Besides the large enhancement factors that plasmonic nanostructures produce in Raman spectroscopy, the interest that surface plasmons is attracting is also due to their ability to concentrate and propagate light in subwavelenght structures, thus overwhelming the optical diffraction limit and leading to nano-optics.
It has been shown that surface plasmons, excited by far-field laser sources, can propagate in properly designed nano-waveguides shaped as a cone with a very sharp tip (curvature radius of few nanometers at the cone tip). The electromagnetic field carried by the surface plasmons is so concentrated in very narrow regions of space, much smaller than the diffraction limit. This is due to the fact that properly designed waveguides produce an adiabatic compression of the surface plasmons, which leads to their accumulation and to a high enhancement of the electromagnetic field at the far tip of the waveguide [2].

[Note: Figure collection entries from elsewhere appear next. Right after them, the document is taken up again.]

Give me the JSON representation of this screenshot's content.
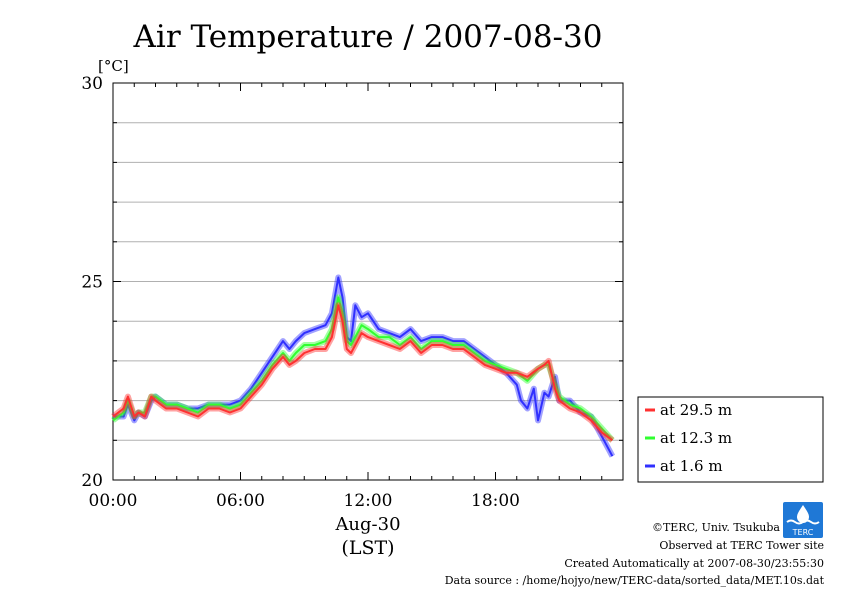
{
  "chart_data": {
    "type": "line",
    "title": "Air Temperature / 2007-08-30",
    "ylabel": "[°C]",
    "xlabel_date": "Aug-30",
    "xlabel_tz": "(LST)",
    "ylim": [
      20,
      30
    ],
    "y_ticks": [
      "20",
      "25",
      "30"
    ],
    "xlim_hours": [
      0,
      24
    ],
    "x_ticks": [
      {
        "hour": 0,
        "label": "00:00"
      },
      {
        "hour": 6,
        "label": "06:00"
      },
      {
        "hour": 12,
        "label": "12:00"
      },
      {
        "hour": 18,
        "label": "18:00"
      }
    ],
    "grid": true,
    "legend_position": "right",
    "series": [
      {
        "name": "at 29.5 m",
        "color": "#ff3030",
        "x": [
          0,
          0.5,
          0.7,
          1.0,
          1.2,
          1.5,
          1.8,
          2.0,
          2.5,
          3.0,
          3.5,
          4.0,
          4.5,
          5.0,
          5.5,
          6.0,
          6.5,
          7.0,
          7.5,
          8.0,
          8.3,
          8.6,
          9.0,
          9.5,
          10.0,
          10.3,
          10.6,
          10.8,
          11.0,
          11.2,
          11.4,
          11.7,
          12.0,
          12.5,
          13.0,
          13.5,
          14.0,
          14.5,
          15.0,
          15.5,
          16.0,
          16.5,
          17.0,
          17.5,
          18.0,
          18.5,
          19.0,
          19.5,
          20.0,
          20.3,
          20.5,
          20.8,
          21.0,
          21.5,
          22.0,
          22.5,
          23.0,
          23.5
        ],
        "values": [
          21.6,
          21.8,
          22.1,
          21.6,
          21.7,
          21.6,
          22.1,
          22.0,
          21.8,
          21.8,
          21.7,
          21.6,
          21.8,
          21.8,
          21.7,
          21.8,
          22.1,
          22.4,
          22.8,
          23.1,
          22.9,
          23.0,
          23.2,
          23.3,
          23.3,
          23.6,
          24.4,
          24.0,
          23.3,
          23.2,
          23.4,
          23.7,
          23.6,
          23.5,
          23.4,
          23.3,
          23.5,
          23.2,
          23.4,
          23.4,
          23.3,
          23.3,
          23.1,
          22.9,
          22.8,
          22.7,
          22.7,
          22.6,
          22.8,
          22.9,
          23.0,
          22.3,
          22.0,
          21.8,
          21.7,
          21.5,
          21.2,
          21.0
        ]
      },
      {
        "name": "at 12.3 m",
        "color": "#30ff30",
        "x": [
          0,
          0.5,
          0.7,
          1.0,
          1.2,
          1.5,
          1.8,
          2.0,
          2.5,
          3.0,
          3.5,
          4.0,
          4.5,
          5.0,
          5.5,
          6.0,
          6.5,
          7.0,
          7.5,
          8.0,
          8.3,
          8.6,
          9.0,
          9.5,
          10.0,
          10.3,
          10.6,
          10.8,
          11.0,
          11.2,
          11.4,
          11.7,
          12.0,
          12.5,
          13.0,
          13.5,
          14.0,
          14.5,
          15.0,
          15.5,
          16.0,
          16.5,
          17.0,
          17.5,
          18.0,
          18.5,
          19.0,
          19.5,
          20.0,
          20.3,
          20.5,
          20.8,
          21.0,
          21.5,
          22.0,
          22.5,
          23.0,
          23.5
        ],
        "values": [
          21.5,
          21.7,
          22.0,
          21.6,
          21.7,
          21.7,
          22.1,
          22.1,
          21.9,
          21.9,
          21.8,
          21.7,
          21.9,
          21.9,
          21.8,
          21.9,
          22.2,
          22.5,
          22.9,
          23.2,
          23.0,
          23.2,
          23.4,
          23.4,
          23.5,
          23.8,
          24.6,
          24.2,
          23.5,
          23.4,
          23.6,
          23.9,
          23.8,
          23.6,
          23.6,
          23.4,
          23.6,
          23.3,
          23.5,
          23.5,
          23.4,
          23.4,
          23.2,
          23.0,
          22.9,
          22.8,
          22.7,
          22.5,
          22.8,
          22.9,
          22.9,
          22.4,
          22.1,
          21.9,
          21.8,
          21.6,
          21.3,
          21.0
        ]
      },
      {
        "name": "at 1.6 m",
        "color": "#3030ff",
        "x": [
          0,
          0.5,
          0.7,
          1.0,
          1.2,
          1.5,
          1.8,
          2.0,
          2.5,
          3.0,
          3.5,
          4.0,
          4.5,
          5.0,
          5.5,
          6.0,
          6.5,
          7.0,
          7.5,
          8.0,
          8.3,
          8.6,
          9.0,
          9.5,
          10.0,
          10.3,
          10.6,
          10.8,
          11.0,
          11.2,
          11.4,
          11.7,
          12.0,
          12.5,
          13.0,
          13.5,
          14.0,
          14.5,
          15.0,
          15.5,
          16.0,
          16.5,
          17.0,
          17.5,
          18.0,
          18.5,
          19.0,
          19.2,
          19.5,
          19.8,
          20.0,
          20.3,
          20.5,
          20.8,
          21.0,
          21.5,
          22.0,
          22.5,
          23.0,
          23.5
        ],
        "values": [
          21.6,
          21.6,
          21.9,
          21.5,
          21.7,
          21.6,
          22.0,
          22.1,
          21.9,
          21.9,
          21.8,
          21.8,
          21.9,
          21.9,
          21.9,
          22.0,
          22.3,
          22.7,
          23.1,
          23.5,
          23.3,
          23.5,
          23.7,
          23.8,
          23.9,
          24.2,
          25.1,
          24.6,
          23.6,
          23.5,
          24.4,
          24.1,
          24.2,
          23.8,
          23.7,
          23.6,
          23.8,
          23.5,
          23.6,
          23.6,
          23.5,
          23.5,
          23.3,
          23.1,
          22.9,
          22.7,
          22.4,
          22.0,
          21.8,
          22.3,
          21.5,
          22.2,
          22.1,
          22.6,
          22.0,
          22.0,
          21.7,
          21.6,
          21.1,
          20.6
        ]
      }
    ]
  },
  "footer": {
    "copyright": "©TERC, Univ. Tsukuba",
    "observed": "Observed at TERC Tower site",
    "created": "Created Automatically at 2007-08-30/23:55:30",
    "source": "Data source : /home/hojyo/new/TERC-data/sorted_data/MET.10s.dat"
  },
  "logo": {
    "text": "TERC"
  }
}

In this way, the nano-waveguide can be used as plasmonic nanolens to be combined with Raman spectroscopy for Raman mapping of the investigated samples with high-spatial-resolution (down to 10nm scale) and high-signal-enhancement. In our laboratory we produced tapered silver nano-waveguides with tips having less than 10nm of curvature radius. The tips are fabricated on top of AFM cantilevers, thus allowing for the simultaneous topographical and Raman mapping of the samples. Experimental measurements have shown as best result a spatial resolution of 7nm for Raman mapping. Below it is possible to see SEM images of Nanocones on AFM cantilevers, with a photonic-crystal optical cavity for coupling the far field laser light with the base of the cone.

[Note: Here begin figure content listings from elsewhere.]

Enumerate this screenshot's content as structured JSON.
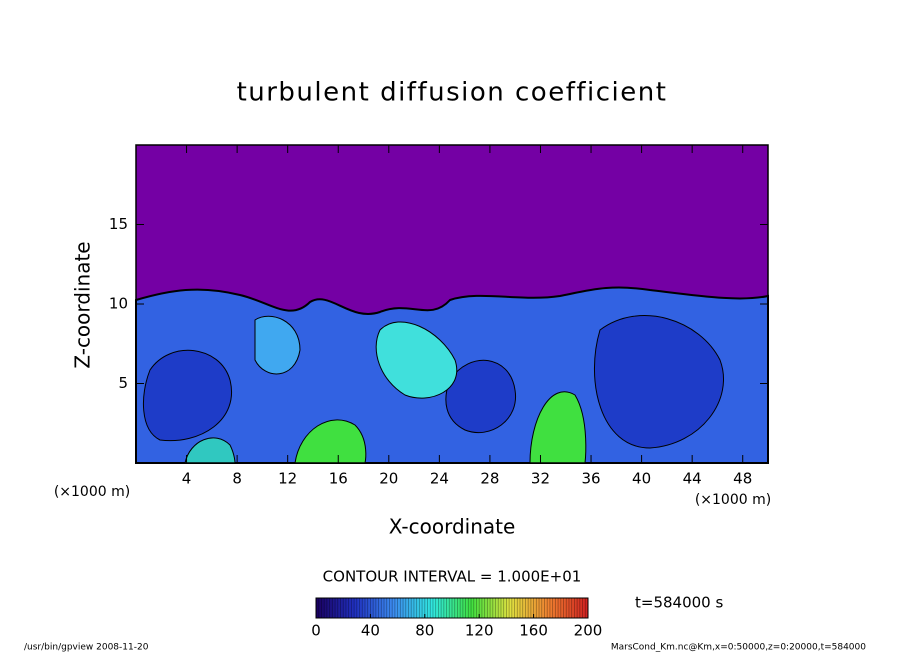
{
  "chart_data": {
    "type": "contour",
    "title": "turbulent diffusion coefficient",
    "xlabel": "X-coordinate",
    "ylabel": "Z-coordinate",
    "axis_unit": "(×1000 m)",
    "xlim": [
      0,
      50
    ],
    "ylim": [
      0,
      20
    ],
    "xticks": [
      4,
      8,
      12,
      16,
      20,
      24,
      28,
      32,
      36,
      40,
      44,
      48
    ],
    "yticks": [
      5,
      10,
      15
    ],
    "contour_interval": "CONTOUR INTERVAL = 1.000E+01",
    "time_label": "t=584000 s",
    "colorbar": {
      "lim": [
        0,
        200
      ],
      "ticks": [
        0,
        40,
        80,
        120,
        160,
        200
      ],
      "colors": [
        "#1a0060",
        "#2030c0",
        "#3c8cf0",
        "#30e8e0",
        "#40e040",
        "#e0e040",
        "#f08030",
        "#d02020"
      ]
    },
    "footer_left": "/usr/bin/gpview  2008-11-20",
    "footer_right": "MarsCond_Km.nc@Km,x=0:50000,z=0:20000,t=584000"
  }
}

1) K. Li, M.I. Stockman, D. Bergman, "Self-Similar Chain of Metal Nanospheres as an Efficient Nanolens", Phys. Rev. Lett. 91, 227402 (2003).  
2) M.I. Stockman, "Nanofocusing of Optical Energy in Tapered Plasmonic Waveguides", Phys. Rev. Lett. 93, 137404 (2004).  
3) F. De Angelis, G. Das, P. Candeloro, M. Patrini, M. Galli, A. Bek, I. Maksymov, C. Liberale, L.C. Andreani, E. Di Fabrizio, "Nanoscale chemical mapping using three-dimensional adiabatic compression of surface plasmon polaritons", Nature Nanotechnology 5, 67-72 (2010).  
4) F. De Angelis, M. Patrini, G. Das, I. Maksymov, M. Galli, L. Businaro, L.C. Andreani, E. Di Fabrizio, "A Hybrid Plasmonic-Photonic Nanodevice for Label-Free Detection of a Few Molecules", Nano Letters 8, 2321 (2008).